Design Guild Mark - February 15, 2022 - 0 comments

Sustainability was on the agenda at Surface Design Show last week as Design Guild Mark judge Natasha Marshall and multiple award-winner Mark Gabbertas headlined a seminar on the subject, exploring its significance within their own design practices.

The event took place on Thursday 10 February at the Business Design Centre, London as part of Surface Design Show’s Main Stage Programme.

During the 30-minute session, Mark and Natasha had an informal chat about how design and integrity inspire their choices from material sourcing, to manufacture, to longevity, with Mark asking Natasha questions on the subject.

Here is a taster of some of the questions.

How do you feel we can ensure that products going forward make the best choices for our planet?
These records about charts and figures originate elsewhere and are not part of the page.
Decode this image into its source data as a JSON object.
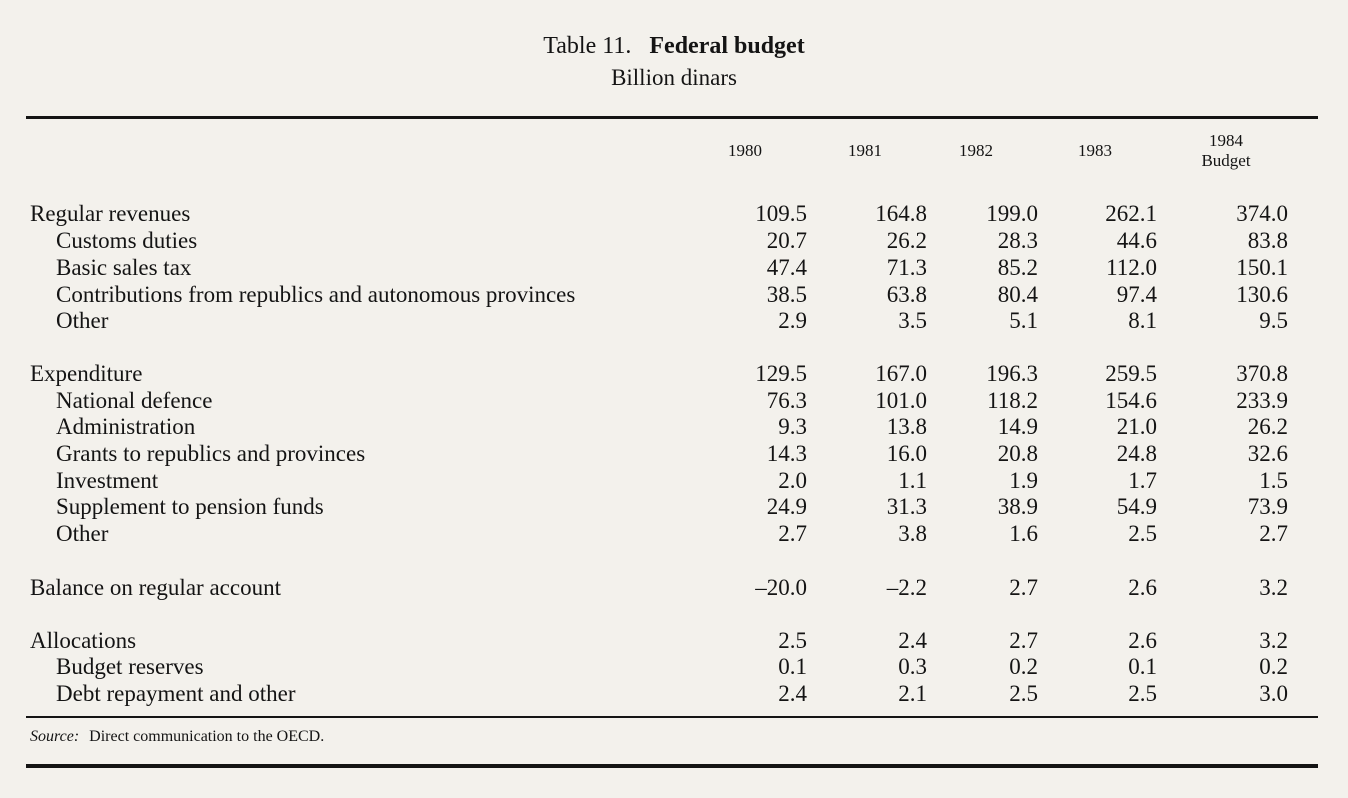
{
  "title": {
    "label": "Table 11.",
    "name": "Federal budget"
  },
  "subtitle": "Billion dinars",
  "columns": [
    {
      "line1": "1980",
      "line2": ""
    },
    {
      "line1": "1981",
      "line2": ""
    },
    {
      "line1": "1982",
      "line2": ""
    },
    {
      "line1": "1983",
      "line2": ""
    },
    {
      "line1": "1984",
      "line2": "Budget"
    }
  ],
  "rows": [
    {
      "label": "Regular revenues",
      "values": [
        "109.5",
        "164.8",
        "199.0",
        "262.1",
        "374.0"
      ]
    },
    {
      "label": "Customs duties",
      "values": [
        "20.7",
        "26.2",
        "28.3",
        "44.6",
        "83.8"
      ]
    },
    {
      "label": "Basic sales tax",
      "values": [
        "47.4",
        "71.3",
        "85.2",
        "112.0",
        "150.1"
      ]
    },
    {
      "label": "Contributions from republics and autonomous provinces",
      "values": [
        "38.5",
        "63.8",
        "80.4",
        "97.4",
        "130.6"
      ]
    },
    {
      "label": "Other",
      "values": [
        "2.9",
        "3.5",
        "5.1",
        "8.1",
        "9.5"
      ]
    },
    {
      "label": "Expenditure",
      "values": [
        "129.5",
        "167.0",
        "196.3",
        "259.5",
        "370.8"
      ]
    },
    {
      "label": "National defence",
      "values": [
        "76.3",
        "101.0",
        "118.2",
        "154.6",
        "233.9"
      ]
    },
    {
      "label": "Administration",
      "values": [
        "9.3",
        "13.8",
        "14.9",
        "21.0",
        "26.2"
      ]
    },
    {
      "label": "Grants to republics and provinces",
      "values": [
        "14.3",
        "16.0",
        "20.8",
        "24.8",
        "32.6"
      ]
    },
    {
      "label": "Investment",
      "values": [
        "2.0",
        "1.1",
        "1.9",
        "1.7",
        "1.5"
      ]
    },
    {
      "label": "Supplement to pension funds",
      "values": [
        "24.9",
        "31.3",
        "38.9",
        "54.9",
        "73.9"
      ]
    },
    {
      "label": "Other",
      "values": [
        "2.7",
        "3.8",
        "1.6",
        "2.5",
        "2.7"
      ]
    },
    {
      "label": "Balance on regular account",
      "values": [
        "–20.0",
        "–2.2",
        "2.7",
        "2.6",
        "3.2"
      ]
    },
    {
      "label": "Allocations",
      "values": [
        "2.5",
        "2.4",
        "2.7",
        "2.6",
        "3.2"
      ]
    },
    {
      "label": "Budget reserves",
      "values": [
        "0.1",
        "0.3",
        "0.2",
        "0.1",
        "0.2"
      ]
    },
    {
      "label": "Debt repayment and other",
      "values": [
        "2.4",
        "2.1",
        "2.5",
        "2.5",
        "3.0"
      ]
    }
  ],
  "source": {
    "label": "Source:",
    "text": "Direct communication to the OECD."
  }
}
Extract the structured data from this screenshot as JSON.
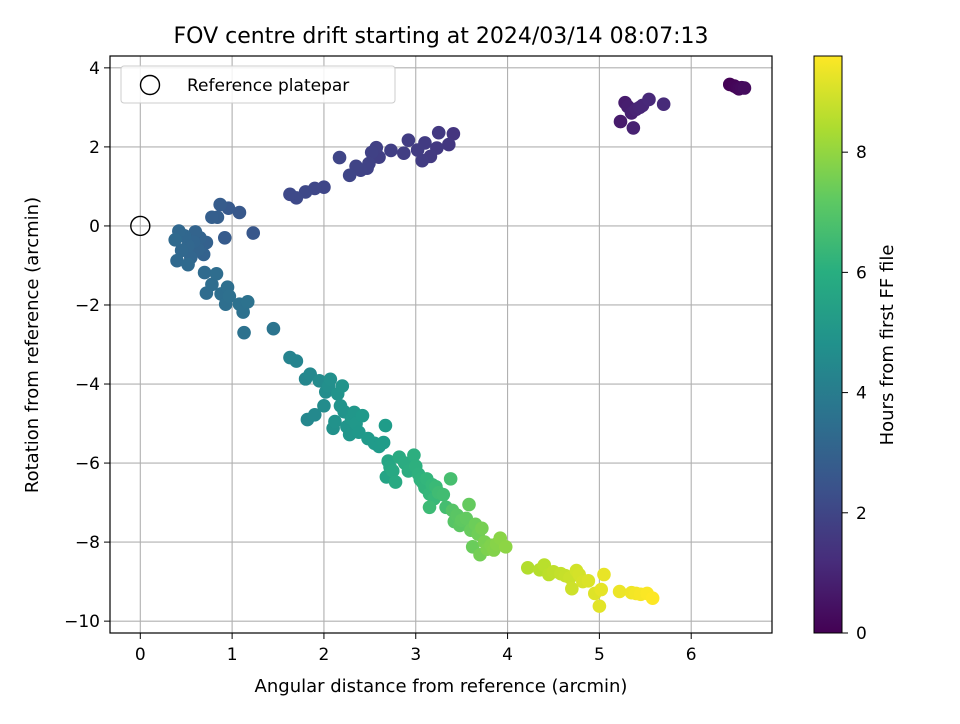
{
  "chart_data": {
    "type": "scatter",
    "title": "FOV centre drift starting at 2024/03/14 08:07:13",
    "xlabel": "Angular distance from reference (arcmin)",
    "ylabel": "Rotation from reference (arcmin)",
    "xlim": [
      -0.33,
      6.88
    ],
    "ylim": [
      -10.3,
      4.3
    ],
    "xticks": [
      0,
      1,
      2,
      3,
      4,
      5,
      6
    ],
    "yticks": [
      -10,
      -8,
      -6,
      -4,
      -2,
      0,
      2,
      4
    ],
    "grid": true,
    "legend": {
      "placement": "top-left",
      "label": "Reference platepar"
    },
    "reference": {
      "x": 0,
      "y": 0
    },
    "colorbar": {
      "label": "Hours from first FF file",
      "colormap": "viridis",
      "range": [
        0,
        9.6
      ],
      "ticks": [
        0,
        2,
        4,
        6,
        8
      ]
    },
    "series": [
      {
        "points": [
          [
            6.42,
            3.58,
            0.05
          ],
          [
            6.47,
            3.54,
            0.1
          ],
          [
            6.5,
            3.5,
            0.15
          ],
          [
            6.52,
            3.47,
            0.2
          ],
          [
            6.55,
            3.5,
            0.25
          ],
          [
            6.58,
            3.49,
            0.3
          ],
          [
            5.23,
            2.64,
            0.7
          ],
          [
            5.28,
            3.12,
            0.75
          ],
          [
            5.31,
            3.02,
            0.8
          ],
          [
            5.35,
            2.86,
            0.85
          ],
          [
            5.37,
            2.48,
            0.9
          ],
          [
            5.4,
            2.95,
            0.95
          ],
          [
            5.44,
            3.0,
            1.0
          ],
          [
            5.47,
            3.05,
            1.05
          ],
          [
            5.54,
            3.2,
            1.1
          ],
          [
            5.7,
            3.08,
            1.15
          ],
          [
            3.41,
            2.33,
            1.5
          ],
          [
            3.36,
            2.06,
            1.55
          ],
          [
            3.25,
            2.36,
            1.6
          ],
          [
            3.23,
            1.97,
            1.62
          ],
          [
            3.16,
            1.76,
            1.65
          ],
          [
            3.1,
            2.1,
            1.68
          ],
          [
            3.07,
            1.65,
            1.7
          ],
          [
            3.02,
            1.92,
            1.72
          ],
          [
            2.92,
            2.17,
            1.75
          ],
          [
            2.87,
            1.84,
            1.78
          ],
          [
            2.73,
            1.91,
            1.8
          ],
          [
            2.6,
            1.74,
            1.82
          ],
          [
            2.57,
            1.98,
            1.85
          ],
          [
            2.52,
            1.86,
            1.88
          ],
          [
            2.49,
            1.58,
            1.9
          ],
          [
            2.47,
            1.46,
            1.92
          ],
          [
            2.4,
            1.41,
            1.95
          ],
          [
            2.35,
            1.51,
            1.97
          ],
          [
            2.28,
            1.28,
            2.0
          ],
          [
            2.17,
            1.73,
            2.02
          ],
          [
            2.0,
            0.98,
            2.05
          ],
          [
            1.9,
            0.95,
            2.08
          ],
          [
            1.8,
            0.86,
            2.1
          ],
          [
            1.7,
            0.71,
            2.12
          ],
          [
            1.63,
            0.8,
            2.15
          ],
          [
            1.23,
            -0.18,
            2.6
          ],
          [
            1.08,
            0.34,
            2.65
          ],
          [
            0.96,
            0.45,
            2.7
          ],
          [
            0.92,
            -0.3,
            2.75
          ],
          [
            0.87,
            0.54,
            2.8
          ],
          [
            0.84,
            0.22,
            2.85
          ],
          [
            0.78,
            0.22,
            2.9
          ],
          [
            0.72,
            -0.42,
            2.95
          ],
          [
            0.69,
            -0.72,
            3.0
          ],
          [
            0.65,
            -0.3,
            3.02
          ],
          [
            0.63,
            -0.6,
            3.05
          ],
          [
            0.6,
            -0.15,
            3.07
          ],
          [
            0.58,
            -0.4,
            3.1
          ],
          [
            0.55,
            -0.8,
            3.12
          ],
          [
            0.52,
            -0.5,
            3.15
          ],
          [
            0.48,
            -0.25,
            3.17
          ],
          [
            0.45,
            -0.62,
            3.2
          ],
          [
            0.42,
            -0.13,
            3.22
          ],
          [
            0.4,
            -0.88,
            3.25
          ],
          [
            0.38,
            -0.35,
            3.27
          ],
          [
            0.52,
            -0.98,
            3.3
          ],
          [
            0.7,
            -1.18,
            3.33
          ],
          [
            0.72,
            -1.7,
            3.36
          ],
          [
            0.78,
            -1.48,
            3.4
          ],
          [
            0.83,
            -1.21,
            3.42
          ],
          [
            0.88,
            -1.72,
            3.45
          ],
          [
            0.93,
            -1.98,
            3.48
          ],
          [
            0.95,
            -1.55,
            3.5
          ],
          [
            0.97,
            -1.78,
            3.52
          ],
          [
            1.08,
            -1.98,
            3.55
          ],
          [
            1.12,
            -2.18,
            3.57
          ],
          [
            1.17,
            -1.92,
            3.6
          ],
          [
            1.13,
            -2.7,
            3.62
          ],
          [
            1.45,
            -2.6,
            3.7
          ],
          [
            1.63,
            -3.33,
            4.3
          ],
          [
            1.7,
            -3.42,
            4.35
          ],
          [
            1.8,
            -3.87,
            4.4
          ],
          [
            1.82,
            -4.9,
            4.45
          ],
          [
            1.85,
            -3.75,
            4.5
          ],
          [
            1.9,
            -4.78,
            4.55
          ],
          [
            1.95,
            -3.92,
            4.6
          ],
          [
            2.0,
            -4.55,
            4.65
          ],
          [
            2.02,
            -4.2,
            4.7
          ],
          [
            2.05,
            -4.05,
            4.75
          ],
          [
            2.07,
            -3.88,
            4.8
          ],
          [
            2.1,
            -5.12,
            4.85
          ],
          [
            2.12,
            -4.95,
            4.88
          ],
          [
            2.15,
            -4.25,
            4.9
          ],
          [
            2.18,
            -4.55,
            4.92
          ],
          [
            2.2,
            -4.05,
            4.95
          ],
          [
            2.22,
            -4.7,
            4.97
          ],
          [
            2.25,
            -5.08,
            5.0
          ],
          [
            2.28,
            -5.28,
            5.02
          ],
          [
            2.3,
            -4.88,
            5.05
          ],
          [
            2.33,
            -4.72,
            5.07
          ],
          [
            2.35,
            -5.0,
            5.1
          ],
          [
            2.38,
            -5.22,
            5.12
          ],
          [
            2.42,
            -4.8,
            5.15
          ],
          [
            2.48,
            -5.38,
            5.17
          ],
          [
            2.55,
            -5.5,
            5.2
          ],
          [
            2.6,
            -5.58,
            5.22
          ],
          [
            2.65,
            -5.48,
            5.25
          ],
          [
            2.67,
            -5.05,
            5.27
          ],
          [
            2.68,
            -6.35,
            5.6
          ],
          [
            2.7,
            -5.95,
            5.65
          ],
          [
            2.72,
            -6.1,
            5.7
          ],
          [
            2.75,
            -6.2,
            5.75
          ],
          [
            2.78,
            -6.48,
            5.8
          ],
          [
            2.82,
            -5.85,
            5.85
          ],
          [
            2.88,
            -6.0,
            5.9
          ],
          [
            2.92,
            -6.2,
            5.95
          ],
          [
            2.98,
            -5.8,
            6.0
          ],
          [
            3.0,
            -6.08,
            6.05
          ],
          [
            3.03,
            -6.28,
            6.1
          ],
          [
            3.05,
            -6.42,
            6.15
          ],
          [
            3.08,
            -6.5,
            6.2
          ],
          [
            3.1,
            -6.62,
            6.25
          ],
          [
            3.12,
            -6.4,
            6.3
          ],
          [
            3.15,
            -6.78,
            6.35
          ],
          [
            3.18,
            -6.55,
            6.4
          ],
          [
            3.2,
            -6.9,
            6.45
          ],
          [
            3.22,
            -6.6,
            6.5
          ],
          [
            3.15,
            -7.12,
            6.55
          ],
          [
            3.25,
            -6.75,
            6.6
          ],
          [
            3.3,
            -6.8,
            6.65
          ],
          [
            3.33,
            -7.12,
            6.7
          ],
          [
            3.38,
            -6.4,
            6.75
          ],
          [
            3.4,
            -7.2,
            7.0
          ],
          [
            3.42,
            -7.48,
            7.05
          ],
          [
            3.45,
            -7.32,
            7.1
          ],
          [
            3.48,
            -7.58,
            7.15
          ],
          [
            3.5,
            -7.45,
            7.2
          ],
          [
            3.55,
            -7.4,
            7.25
          ],
          [
            3.58,
            -7.05,
            7.3
          ],
          [
            3.6,
            -7.7,
            7.35
          ],
          [
            3.62,
            -8.12,
            7.4
          ],
          [
            3.65,
            -7.55,
            7.45
          ],
          [
            3.68,
            -7.8,
            7.5
          ],
          [
            3.7,
            -8.32,
            7.55
          ],
          [
            3.72,
            -7.65,
            7.6
          ],
          [
            3.75,
            -8.0,
            7.65
          ],
          [
            3.78,
            -8.18,
            7.7
          ],
          [
            3.82,
            -8.08,
            7.75
          ],
          [
            3.85,
            -8.2,
            7.8
          ],
          [
            3.88,
            -8.05,
            7.85
          ],
          [
            3.92,
            -7.9,
            7.9
          ],
          [
            3.98,
            -8.12,
            7.95
          ],
          [
            4.22,
            -8.65,
            8.5
          ],
          [
            4.35,
            -8.7,
            8.55
          ],
          [
            4.4,
            -8.58,
            8.6
          ],
          [
            4.45,
            -8.82,
            8.65
          ],
          [
            4.5,
            -8.75,
            8.7
          ],
          [
            4.58,
            -8.8,
            8.75
          ],
          [
            4.63,
            -8.85,
            8.8
          ],
          [
            4.68,
            -8.9,
            8.85
          ],
          [
            4.7,
            -9.18,
            8.9
          ],
          [
            4.75,
            -8.72,
            8.95
          ],
          [
            4.78,
            -8.82,
            9.0
          ],
          [
            4.82,
            -9.0,
            9.05
          ],
          [
            4.88,
            -8.98,
            9.1
          ],
          [
            4.95,
            -9.3,
            9.15
          ],
          [
            5.0,
            -9.62,
            9.2
          ],
          [
            5.02,
            -9.2,
            9.25
          ],
          [
            5.05,
            -8.82,
            9.3
          ],
          [
            5.22,
            -9.25,
            9.35
          ],
          [
            5.35,
            -9.28,
            9.4
          ],
          [
            5.4,
            -9.3,
            9.45
          ],
          [
            5.45,
            -9.32,
            9.5
          ],
          [
            5.52,
            -9.3,
            9.55
          ],
          [
            5.58,
            -9.42,
            9.6
          ]
        ]
      }
    ]
  }
}
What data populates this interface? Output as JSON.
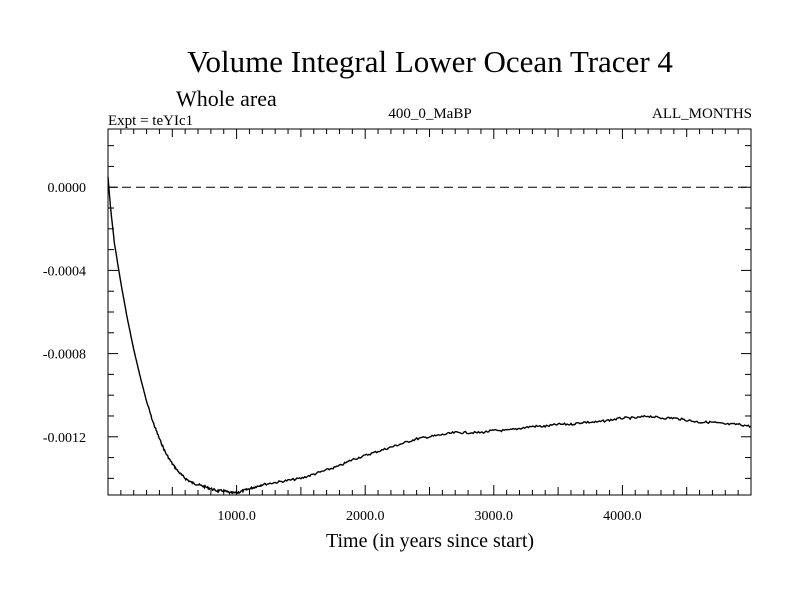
{
  "chart_data": {
    "type": "line",
    "title": "Volume Integral Lower Ocean Tracer 4",
    "subtitle": "Whole area",
    "expt_label": "Expt = teYIc1",
    "period_label": "400_0_MaBP",
    "months_label": "ALL_MONTHS",
    "xlabel": "Time (in years since start)",
    "ylabel": "",
    "xlim": [
      0,
      5000
    ],
    "ylim": [
      -0.00148,
      0.00028
    ],
    "xticks": [
      1000,
      2000,
      3000,
      4000
    ],
    "xtick_labels": [
      "1000.0",
      "2000.0",
      "3000.0",
      "4000.0"
    ],
    "yticks": [
      0.0,
      -0.0004,
      -0.0008,
      -0.0012
    ],
    "ytick_labels": [
      "0.0000",
      "-0.0004",
      "-0.0008",
      "-0.0012"
    ],
    "reference_line": 0.0,
    "series": [
      {
        "name": "Volume integral",
        "x": [
          0,
          20,
          50,
          100,
          150,
          200,
          250,
          300,
          350,
          400,
          450,
          500,
          550,
          600,
          650,
          700,
          750,
          800,
          850,
          900,
          950,
          1000,
          1050,
          1100,
          1150,
          1200,
          1300,
          1400,
          1500,
          1600,
          1700,
          1800,
          1900,
          2000,
          2100,
          2200,
          2300,
          2400,
          2500,
          2600,
          2700,
          2800,
          2900,
          3000,
          3100,
          3200,
          3300,
          3400,
          3500,
          3600,
          3700,
          3800,
          3900,
          4000,
          4100,
          4200,
          4300,
          4400,
          4500,
          4600,
          4700,
          4800,
          4900,
          5000
        ],
        "y": [
          5e-05,
          -0.0001,
          -0.00027,
          -0.00046,
          -0.00063,
          -0.00078,
          -0.00091,
          -0.00103,
          -0.00113,
          -0.00121,
          -0.00128,
          -0.00133,
          -0.00137,
          -0.0014,
          -0.00142,
          -0.00143,
          -0.00144,
          -0.00145,
          -0.00146,
          -0.00146,
          -0.00147,
          -0.00147,
          -0.00146,
          -0.00145,
          -0.00144,
          -0.00143,
          -0.00142,
          -0.00141,
          -0.0014,
          -0.00138,
          -0.00136,
          -0.00134,
          -0.00131,
          -0.00129,
          -0.00127,
          -0.00125,
          -0.00123,
          -0.00121,
          -0.0012,
          -0.00119,
          -0.00118,
          -0.00118,
          -0.00118,
          -0.00117,
          -0.00117,
          -0.00116,
          -0.00115,
          -0.00115,
          -0.00114,
          -0.00114,
          -0.00113,
          -0.00113,
          -0.00112,
          -0.00111,
          -0.00111,
          -0.0011,
          -0.00111,
          -0.00111,
          -0.00112,
          -0.00113,
          -0.00113,
          -0.00114,
          -0.00114,
          -0.00115
        ]
      }
    ]
  }
}
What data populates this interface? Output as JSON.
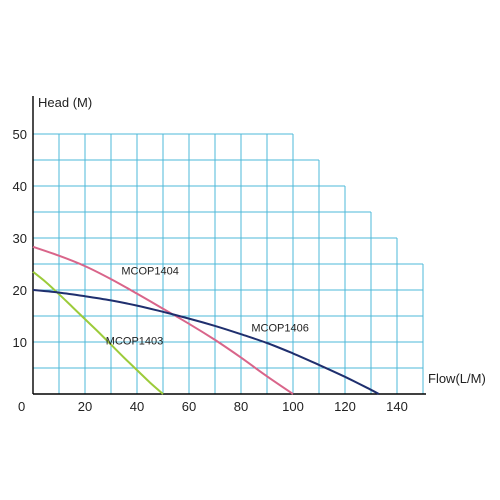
{
  "chart_data": {
    "type": "line",
    "title": "",
    "ylabel": "Head (M)",
    "xlabel": "Flow(L/M)",
    "xlim": [
      0,
      150
    ],
    "ylim": [
      0,
      50
    ],
    "x_ticks": [
      0,
      20,
      40,
      60,
      80,
      100,
      120,
      140
    ],
    "x_tick_labels": [
      "0",
      "20",
      "40",
      "60",
      "80",
      "100",
      "120",
      "140"
    ],
    "y_ticks": [
      10,
      20,
      30,
      40,
      50
    ],
    "y_tick_labels": [
      "10",
      "20",
      "30",
      "40",
      "50"
    ],
    "grid": true,
    "grid_color": "#4db8d8",
    "grid_step_x": 10,
    "grid_step_y": 5,
    "grid_outline": [
      [
        0,
        50
      ],
      [
        100,
        50
      ],
      [
        100,
        45
      ],
      [
        110,
        45
      ],
      [
        110,
        40
      ],
      [
        120,
        40
      ],
      [
        120,
        35
      ],
      [
        130,
        35
      ],
      [
        130,
        30
      ],
      [
        140,
        30
      ],
      [
        140,
        25
      ],
      [
        150,
        25
      ],
      [
        150,
        0
      ]
    ],
    "legend": "none",
    "series": [
      {
        "name": "MCOP1403",
        "color": "#9ccb3a",
        "label_at": [
          28,
          9.5
        ],
        "x": [
          0,
          5,
          10,
          15,
          20,
          25,
          30,
          35,
          40,
          45,
          50
        ],
        "y": [
          23.5,
          21.5,
          19.2,
          16.8,
          14.4,
          12.0,
          9.5,
          7.0,
          4.6,
          2.2,
          0
        ]
      },
      {
        "name": "MCOP1404",
        "color": "#d9658a",
        "label_at": [
          34,
          23
        ],
        "x": [
          0,
          10,
          20,
          30,
          40,
          50,
          60,
          70,
          80,
          90,
          100
        ],
        "y": [
          28.3,
          26.6,
          24.6,
          22.1,
          19.3,
          16.4,
          13.5,
          10.4,
          7.0,
          3.4,
          0
        ]
      },
      {
        "name": "MCOP1406",
        "color": "#1f2f6e",
        "label_at": [
          84,
          12
        ],
        "x": [
          0,
          10,
          20,
          30,
          40,
          50,
          60,
          70,
          80,
          90,
          100,
          110,
          120,
          130,
          133
        ],
        "y": [
          20.0,
          19.5,
          18.8,
          18.0,
          17.0,
          15.8,
          14.5,
          13.1,
          11.5,
          9.8,
          7.8,
          5.6,
          3.3,
          0.8,
          0
        ]
      }
    ]
  }
}
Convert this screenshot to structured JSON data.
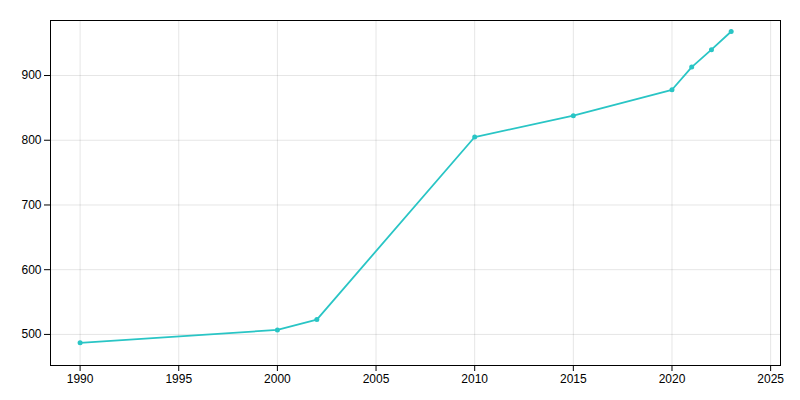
{
  "chart_data": {
    "type": "line",
    "x": [
      1990,
      2000,
      2002,
      2010,
      2015,
      2020,
      2021,
      2022,
      2023
    ],
    "values": [
      487,
      507,
      523,
      805,
      838,
      878,
      913,
      940,
      968
    ],
    "color": "#29c5c5",
    "marker": "circle",
    "xlim": [
      1988.5,
      2025.5
    ],
    "ylim": [
      452,
      985
    ],
    "xticks": [
      1990,
      1995,
      2000,
      2005,
      2010,
      2015,
      2020,
      2025
    ],
    "yticks": [
      500,
      600,
      700,
      800,
      900
    ],
    "grid": true
  }
}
Sustainable production is and has always been my first thought when designing and choosing items for interior projects. I always aim to create beautiful items and showcase the work of exceptional craftsmen. Mixing old and new makes a wonderful interior full of character and love, so where possible I re-use items by painting or re-upholstering, rather than always just buying new.

I’m passionate about nature and preserving creative jobs. By using local craftsmen and manufacturing, we not only preserve the heritage and skills sets of people here in Britain but also keep our carbon footprint down.

I’m always looking at sustainable materials, learning about products that use organic waste, diverting it from landfill. I aim to spend more time learning about materials as this area fascinates me. Making little changes in our supply chain can make such a massive difference.

How do you ensure projects going forward make the best choice for our planet?

On a project, helping clients understand their choices is so important. As designers, we need to understand our client’s values or help them work through them, so choices can be made in line with these. Spending time opening your client’s mind up to sustainability, design and the stories that can be shared with these choices. This leads then to authenticity throughout a project, not just green washing.

I worked on a hotel project that involved converting and preserving existing farm buildings into living spaces – to give them a new use – and developing additional accommodation, plus a coffee shop and auditorium. Early on it was established that they wanted to source responsibly and local where possible. It was all created and built by local craftsmen. Nearly all the interior items were made in the UK.

It was such a wonderful feeling and so satisfying sourcing the goods from within our shores. Every item was chosen for its quality. This decision was in line with the concept behind the project and meant everything aligned all the way through the project.